Перевод Максима Тютюнникова
Опубликовано в журнале Иностранная литература, номер 10, 2017
Если ты подросток, это вовсе не
значит, что у тебя стоит штамп в паспорте, санкционирующий безнаказанное
поглощение всякого культурного мусора, ведь не думаем же мы, будто мозг
подростка пребывает в состоянии атрофии вплоть до совершеннолетия.
О подростковом
возрасте сказано уже многое. И в самом деле, у психологов и психоаналитиков
рассуждения об этом этапе становления личности — одна из излюбленных тем.

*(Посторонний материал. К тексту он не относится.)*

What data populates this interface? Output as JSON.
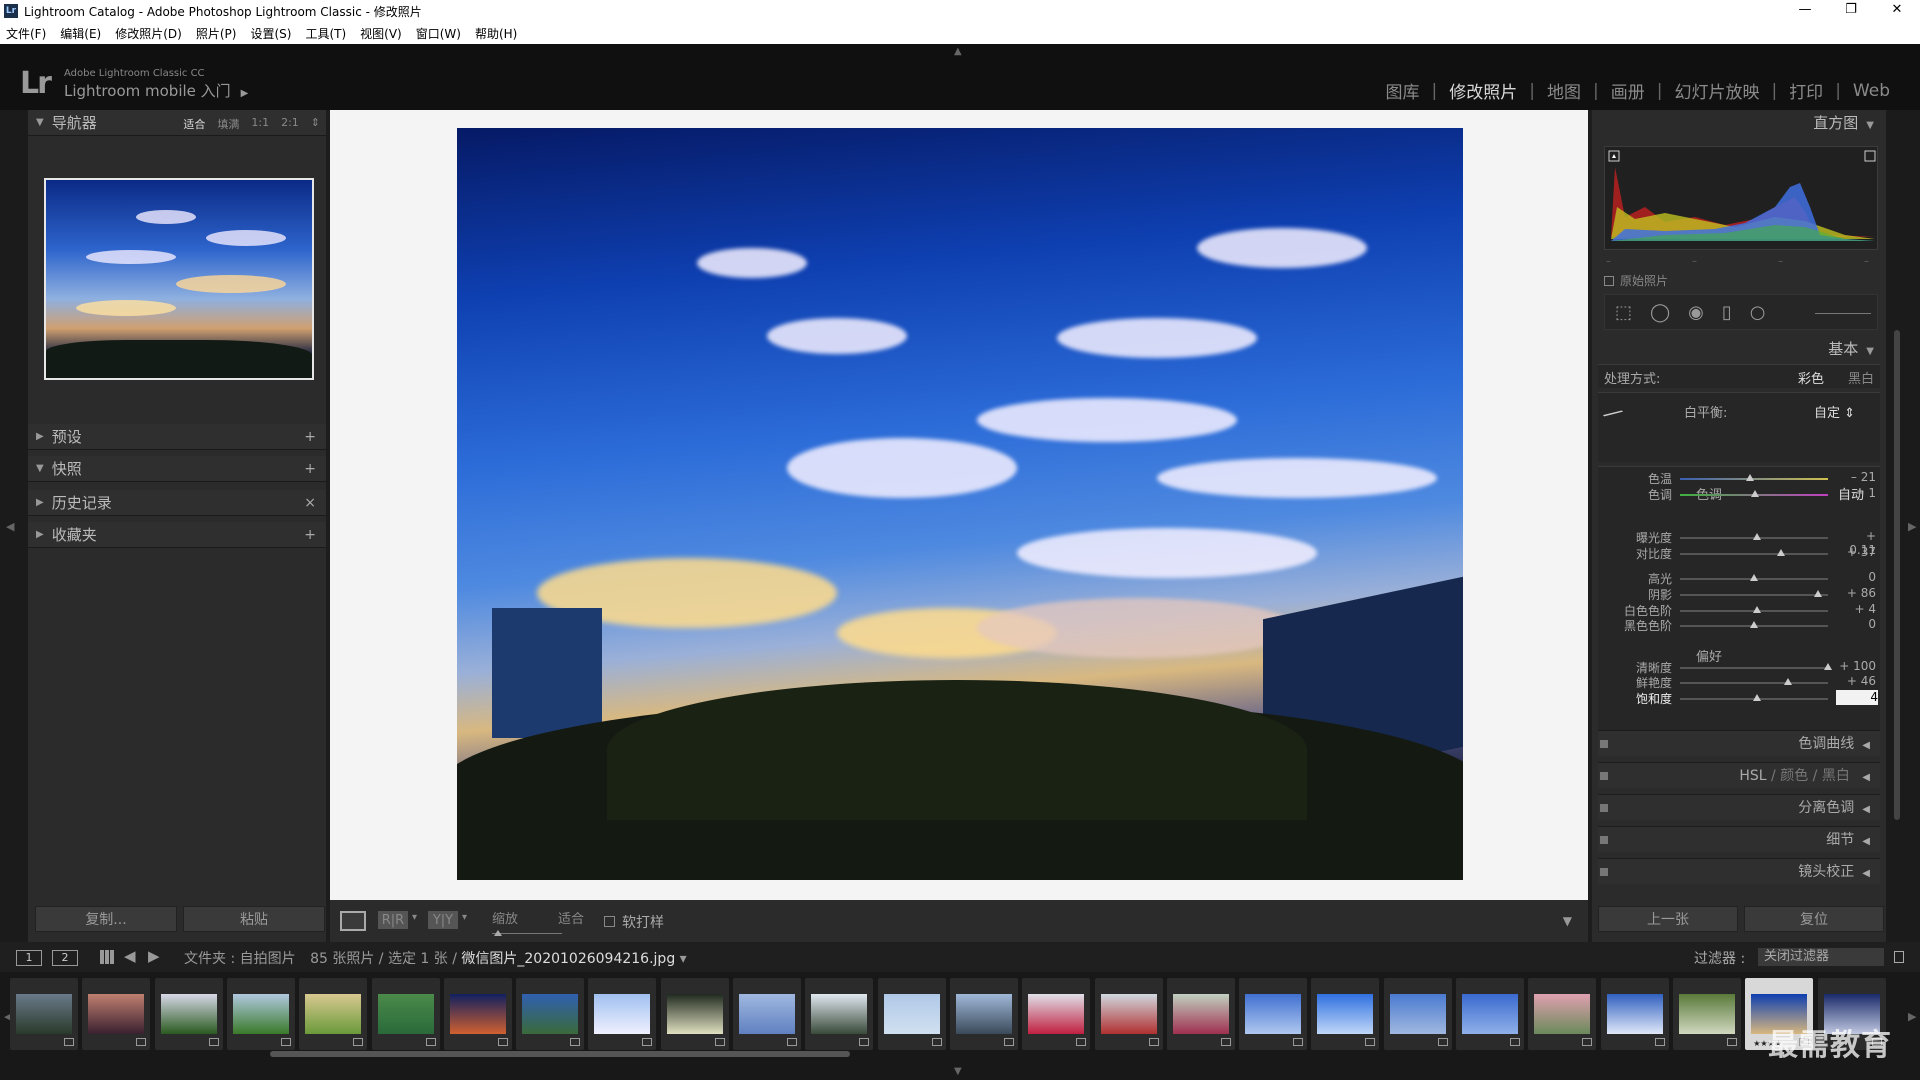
{
  "window": {
    "title": "Lightroom Catalog - Adobe Photoshop Lightroom Classic - 修改照片",
    "app_icon": "Lr",
    "controls": [
      "—",
      "❐",
      "✕"
    ]
  },
  "menu": [
    "文件(F)",
    "编辑(E)",
    "修改照片(D)",
    "照片(P)",
    "设置(S)",
    "工具(T)",
    "视图(V)",
    "窗口(W)",
    "帮助(H)"
  ],
  "identity": {
    "logo": "Lr",
    "line1": "Adobe Lightroom Classic CC",
    "line2": "Lightroom mobile 入门",
    "arrow": "▶"
  },
  "modules": {
    "items": [
      "图库",
      "修改照片",
      "地图",
      "画册",
      "幻灯片放映",
      "打印",
      "Web"
    ],
    "active": "修改照片"
  },
  "left": {
    "navigator": {
      "title": "导航器",
      "options": [
        "适合",
        "填满",
        "1:1",
        "2:1"
      ],
      "active_option": "适合",
      "stepper": "⇕"
    },
    "sections": [
      {
        "title": "预设",
        "action": "+"
      },
      {
        "title": "快照",
        "action": "+"
      },
      {
        "title": "历史记录",
        "action": "×"
      },
      {
        "title": "收藏夹",
        "action": "+"
      }
    ],
    "buttons": {
      "copy": "复制...",
      "paste": "粘贴"
    }
  },
  "toolbar": {
    "ry1": "R|R",
    "ry2": "Y|Y",
    "zoom_label": "缩放",
    "zoom_value": "适合",
    "softproof": "软打样",
    "drop": "▼"
  },
  "right": {
    "histogram": {
      "title": "直方图",
      "original": "原始照片",
      "marks": [
        "–",
        "–",
        "–",
        "–"
      ]
    },
    "tools": [
      "⬚",
      "◯",
      "◉",
      "▯",
      "○"
    ],
    "basic": {
      "title": "基本",
      "treatment_label": "处理方式:",
      "treatment_color": "彩色",
      "treatment_bw": "黑白",
      "wb_label": "白平衡:",
      "wb_value": "自定 ⇕",
      "tone_label": "色调",
      "tone_auto": "自动",
      "presence_label": "偏好",
      "sliders": [
        {
          "label": "色温",
          "value": "– 21",
          "pos": 0.47
        },
        {
          "label": "色调",
          "value": "+ 1",
          "pos": 0.51
        },
        {
          "label": "曝光度",
          "value": "+ 0.11",
          "pos": 0.52
        },
        {
          "label": "对比度",
          "value": "+ 37",
          "pos": 0.68
        },
        {
          "label": "高光",
          "value": "0",
          "pos": 0.5
        },
        {
          "label": "阴影",
          "value": "+ 86",
          "pos": 0.93
        },
        {
          "label": "白色色阶",
          "value": "+ 4",
          "pos": 0.52
        },
        {
          "label": "黑色色阶",
          "value": "0",
          "pos": 0.5
        },
        {
          "label": "清晰度",
          "value": "+ 100",
          "pos": 1.0
        },
        {
          "label": "鲜艳度",
          "value": "+ 46",
          "pos": 0.73
        },
        {
          "label": "饱和度",
          "value": "4",
          "pos": 0.52
        }
      ]
    },
    "sections": [
      {
        "title": "色调曲线"
      },
      {
        "title": "HSL",
        "extra1": "颜色",
        "extra2": "黑白"
      },
      {
        "title": "分离色调"
      },
      {
        "title": "细节"
      },
      {
        "title": "镜头校正"
      }
    ],
    "buttons": {
      "prev": "上一张",
      "reset": "复位"
    }
  },
  "filmstrip_bar": {
    "screen1": "1",
    "screen2": "2",
    "prev": "◀",
    "next": "▶",
    "path_prefix": "文件夹 : 自拍图片",
    "count": "85 张照片 / 选定 1 张 /",
    "filename": "微信图片_20201026094216.jpg",
    "filename_drop": "▾",
    "filter_label": "过滤器 :",
    "filter_value": "关闭过滤器"
  },
  "filmstrip": {
    "selected_stars": "★★★★",
    "thumbs": [
      {
        "colors": [
          "#6a7a8a",
          "#2a3a2a"
        ]
      },
      {
        "colors": [
          "#c08070",
          "#3a2030"
        ]
      },
      {
        "colors": [
          "#d8d8e8",
          "#2a5a20"
        ]
      },
      {
        "colors": [
          "#b0c8e0",
          "#3a7a2a"
        ]
      },
      {
        "colors": [
          "#d8c890",
          "#6a9a3a"
        ]
      },
      {
        "colors": [
          "#4a8a4a",
          "#2a6a3a"
        ]
      },
      {
        "colors": [
          "#102060",
          "#d06030"
        ]
      },
      {
        "colors": [
          "#3060b0",
          "#3a6a3a"
        ]
      },
      {
        "colors": [
          "#a0c0f0",
          "#f0f0ff"
        ]
      },
      {
        "colors": [
          "#202a20",
          "#e0e0c0"
        ]
      },
      {
        "colors": [
          "#a0b8e0",
          "#6080c0"
        ]
      },
      {
        "colors": [
          "#e0e8f0",
          "#3a4a3a"
        ]
      },
      {
        "colors": [
          "#b0c8e8",
          "#d0e0f0"
        ]
      },
      {
        "colors": [
          "#a0b8d8",
          "#3a4a5a"
        ]
      },
      {
        "colors": [
          "#e0e0e8",
          "#c02040"
        ]
      },
      {
        "colors": [
          "#d0d8e0",
          "#b03030"
        ]
      },
      {
        "colors": [
          "#c0d0c0",
          "#a03050"
        ]
      },
      {
        "colors": [
          "#4070d0",
          "#b0c8f0"
        ]
      },
      {
        "colors": [
          "#3070e0",
          "#c0d8f8"
        ]
      },
      {
        "colors": [
          "#4a7ad0",
          "#a0b8e0"
        ]
      },
      {
        "colors": [
          "#3a6ad0",
          "#90b0e8"
        ]
      },
      {
        "colors": [
          "#e0a0b0",
          "#6a8a5a"
        ]
      },
      {
        "colors": [
          "#3060c0",
          "#e0e8f8"
        ]
      },
      {
        "colors": [
          "#5a7a3a",
          "#d0d8c0"
        ]
      },
      {
        "colors": [
          "#0e3fb0",
          "#d8b880"
        ]
      },
      {
        "colors": [
          "#1a2a6a",
          "#c0c8e0"
        ]
      }
    ]
  },
  "watermark": "最需教育"
}
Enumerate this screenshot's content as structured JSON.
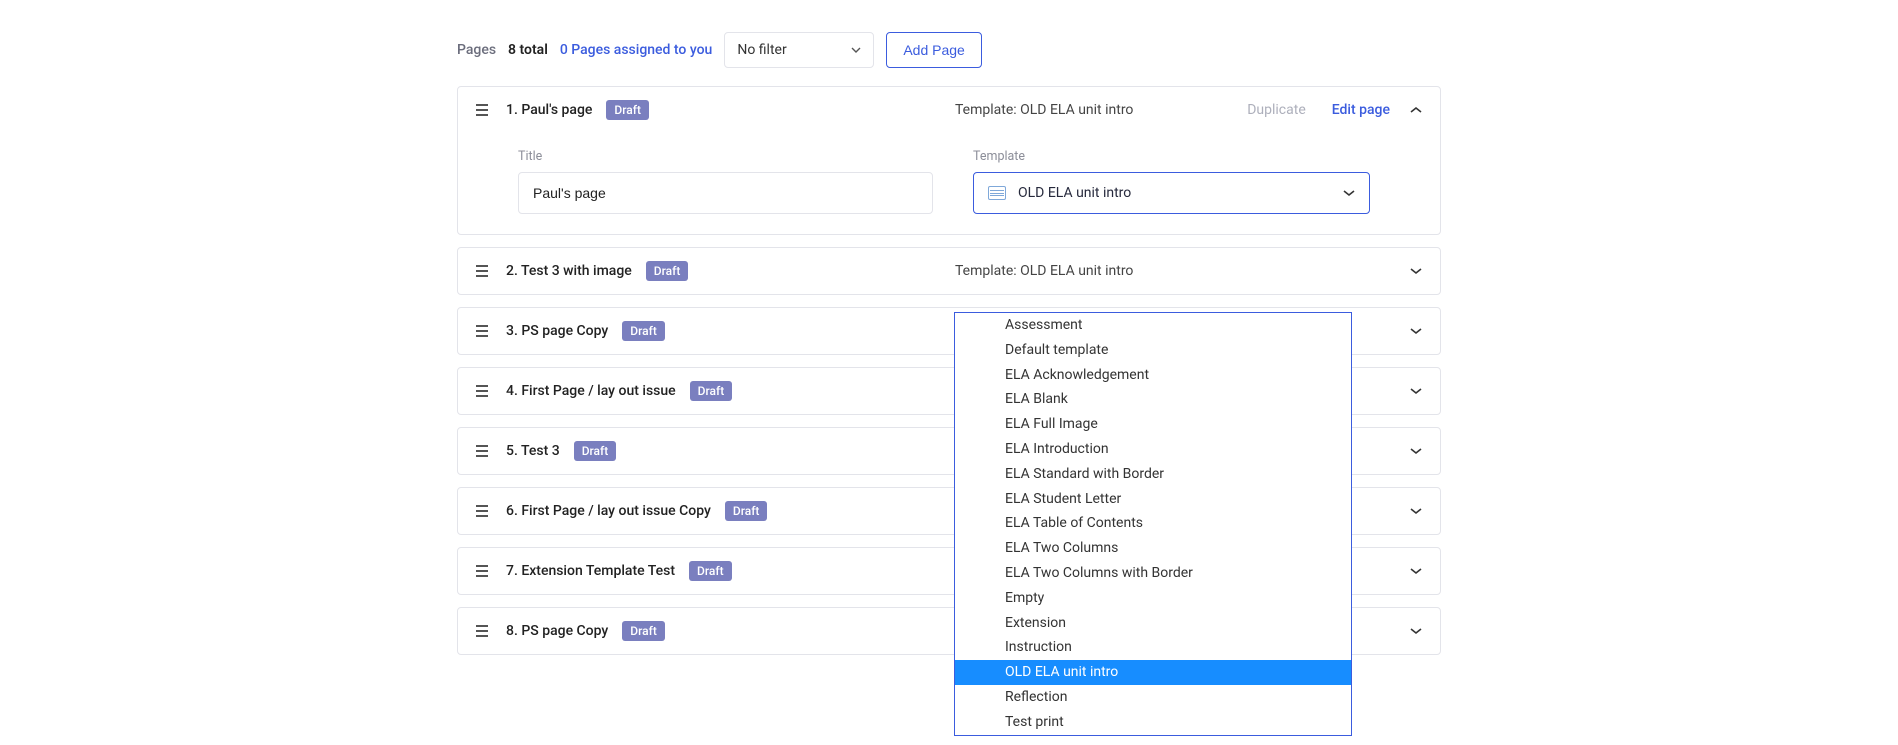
{
  "header": {
    "label": "Pages",
    "total": "8 total",
    "assigned": "0 Pages assigned to you",
    "filter": "No filter",
    "add": "Add Page"
  },
  "expanded": {
    "titleLabel": "Title",
    "titleValue": "Paul's page",
    "templateLabel": "Template",
    "templateValue": "OLD ELA unit intro",
    "duplicate": "Duplicate",
    "edit": "Edit page"
  },
  "rows": [
    {
      "num": "1.",
      "title": "Paul's page",
      "badge": "Draft",
      "template": "Template: OLD ELA unit intro"
    },
    {
      "num": "2.",
      "title": "Test 3 with image",
      "badge": "Draft",
      "template": "Template: OLD ELA unit intro"
    },
    {
      "num": "3.",
      "title": "PS page Copy",
      "badge": "Draft",
      "template": ""
    },
    {
      "num": "4.",
      "title": "First Page / lay out issue",
      "badge": "Draft",
      "template": ""
    },
    {
      "num": "5.",
      "title": "Test 3",
      "badge": "Draft",
      "template": ""
    },
    {
      "num": "6.",
      "title": "First Page / lay out issue Copy",
      "badge": "Draft",
      "template": ""
    },
    {
      "num": "7.",
      "title": "Extension Template Test",
      "badge": "Draft",
      "template": ""
    },
    {
      "num": "8.",
      "title": "PS page Copy",
      "badge": "Draft",
      "template": ""
    }
  ],
  "dropdown": {
    "selected": "OLD ELA unit intro",
    "options": [
      "Assessment",
      "Default template",
      "ELA Acknowledgement",
      "ELA Blank",
      "ELA Full Image",
      "ELA Introduction",
      "ELA Standard with Border",
      "ELA Student Letter",
      "ELA Table of Contents",
      "ELA Two Columns",
      "ELA Two Columns with Border",
      "Empty",
      "Extension",
      "Instruction",
      "OLD ELA unit intro",
      "Reflection",
      "Test print"
    ]
  }
}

Мнения весьма разнообразны, от “трагедии расставания с детством” до банальной
“фазы физиологической и психологической трансформации”, определения можно найти
на любой вкус и размер. Уже появилось даже клише “раздраженный” в отношении
подростка.
И в
связи с этим мне сразу видятся две проблемы. Первая и самая очевидная: идея
“подросткового периода” берется на вооружение, в основном, родителями, не
имеющими ни малейшей научной подготовки, позволяющей разобраться в том, с чем
они имеют дело. Именно так: большинство родителей воспитывает детей, не имея
понятия ни о психологии, ни о психоанализе.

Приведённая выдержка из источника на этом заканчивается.